Woche 10: Eine übernimmt das Ruder

Gepostet von am Mrz 12, 2018 | Keine Kommentare

Woche 10: Eine übernimmt das Ruder

In Woche 10 meines Schreibjahres hatte eine in mir genug von der für mich typischen Innenschau und Selbstanalyse und erst recht von den vielen Überlegungen, welche Idee ich sinnvollerweise als Erstes angehe und wie und wann und überhaupt. Sie nahm sich Stift und Papier und begann zu schreiben. 

Ich kenne sie schon von früheren Schreibphasen. Irgendwann übernimmt sie einfach das Ruder, wahrscheinlich, wenn ihr das ewige Hin und Her der Bedenkenträger in mir zu dumm wird. Sie schreibt dann gleich als Erstes am Morgen, immer mal wieder zwischendurch und manchmal auch am Abend, wenn ich eigentlich schlafen will, und füllt viele Seiten.

Ihr ist egal, wie viel Zeit sie hat, sie legt einfach los, auch wenn es nur fünf Minuten sind. Sie schreibt auch, wenn vor dem Fenster stundenlang Presslufthammer und Bagger rumoren. Es gibt keine „Idee“ für das, was sie schreibt, es gibt keinen Plan, kein Konzept. Ihr ist egal, ob ich etwas mit den Texten, die sie verfasst, anfangen kann. Sie interessiert sich nicht die Bohne dafür, ob etwas „gut genug“ ist oder gar „verkäuflich“.

Und damit hat sie vielen anderen Teilen in mir einiges voraus: Sie kommt ins Tun.

Ich überlasse ihr gerne das Ruder.
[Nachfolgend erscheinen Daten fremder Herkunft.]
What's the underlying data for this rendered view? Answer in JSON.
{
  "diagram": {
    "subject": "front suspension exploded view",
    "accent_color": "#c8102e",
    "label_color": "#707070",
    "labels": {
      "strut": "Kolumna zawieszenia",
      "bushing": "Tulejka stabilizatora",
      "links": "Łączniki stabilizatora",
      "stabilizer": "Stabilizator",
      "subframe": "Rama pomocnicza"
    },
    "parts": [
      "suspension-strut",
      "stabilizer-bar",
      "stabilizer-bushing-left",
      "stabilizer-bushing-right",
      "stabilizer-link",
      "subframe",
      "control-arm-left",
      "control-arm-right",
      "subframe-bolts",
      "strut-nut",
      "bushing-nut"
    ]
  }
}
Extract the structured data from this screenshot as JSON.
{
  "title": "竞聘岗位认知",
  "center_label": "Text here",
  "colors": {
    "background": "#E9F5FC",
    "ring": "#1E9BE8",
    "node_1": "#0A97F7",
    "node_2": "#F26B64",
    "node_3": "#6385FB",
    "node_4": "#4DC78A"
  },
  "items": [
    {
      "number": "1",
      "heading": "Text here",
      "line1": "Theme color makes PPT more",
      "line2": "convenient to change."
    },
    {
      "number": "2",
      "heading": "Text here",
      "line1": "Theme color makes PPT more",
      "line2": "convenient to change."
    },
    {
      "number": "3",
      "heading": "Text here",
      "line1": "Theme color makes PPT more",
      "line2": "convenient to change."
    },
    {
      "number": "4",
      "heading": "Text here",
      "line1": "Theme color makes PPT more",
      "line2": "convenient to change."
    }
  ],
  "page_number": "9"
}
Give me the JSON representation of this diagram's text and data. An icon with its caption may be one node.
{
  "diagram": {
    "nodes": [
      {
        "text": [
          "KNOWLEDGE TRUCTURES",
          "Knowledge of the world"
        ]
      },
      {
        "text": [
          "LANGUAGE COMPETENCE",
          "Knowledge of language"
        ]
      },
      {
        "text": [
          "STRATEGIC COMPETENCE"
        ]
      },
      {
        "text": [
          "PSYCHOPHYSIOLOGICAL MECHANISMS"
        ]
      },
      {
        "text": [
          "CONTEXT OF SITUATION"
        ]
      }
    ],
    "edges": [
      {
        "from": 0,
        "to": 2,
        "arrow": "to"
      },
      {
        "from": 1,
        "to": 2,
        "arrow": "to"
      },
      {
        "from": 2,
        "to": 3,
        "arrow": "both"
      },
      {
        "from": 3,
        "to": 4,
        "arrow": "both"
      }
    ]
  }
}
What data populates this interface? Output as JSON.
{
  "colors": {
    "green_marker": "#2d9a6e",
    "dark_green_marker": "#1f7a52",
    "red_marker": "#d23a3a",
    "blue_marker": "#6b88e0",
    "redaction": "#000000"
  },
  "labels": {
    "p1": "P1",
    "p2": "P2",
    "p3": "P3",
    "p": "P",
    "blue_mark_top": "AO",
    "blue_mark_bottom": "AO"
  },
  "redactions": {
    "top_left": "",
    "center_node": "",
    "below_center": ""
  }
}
Sie ist so erfrischend frei von Zweifeln und inneren Stoppschildern. Sie ist immun gegen die ständigen Zetereien meines inneren Buchhalters, der immer sofort alles auf Wirtschaftlichkeit prüft und deshalb fast alles abschmettert. Sie interessiert sich nicht für Geld und auch nicht für Anerkennung. Sie lässt sich nicht stressen, nicht unter Druck setzen. Sie stellt keine Bedingungen an ihr Tun, sie braucht keine „Stimmung“. Sie ist auf eine sehr wohltuende Art eine „Nicht-Diva“. Sie ruht in sich und dem, was sie tut. Nach außen dürfte sie vielleicht etwas befremdlich wirken, weil sie sich nicht ablenken lässt und weil ihr egal ist, was andere über sie denken. Sie macht einfach. 

Obwohl ich sie schon so lange kenne, war ich mir ihrer nicht bewusst. Wie gut, dass ich sie habe.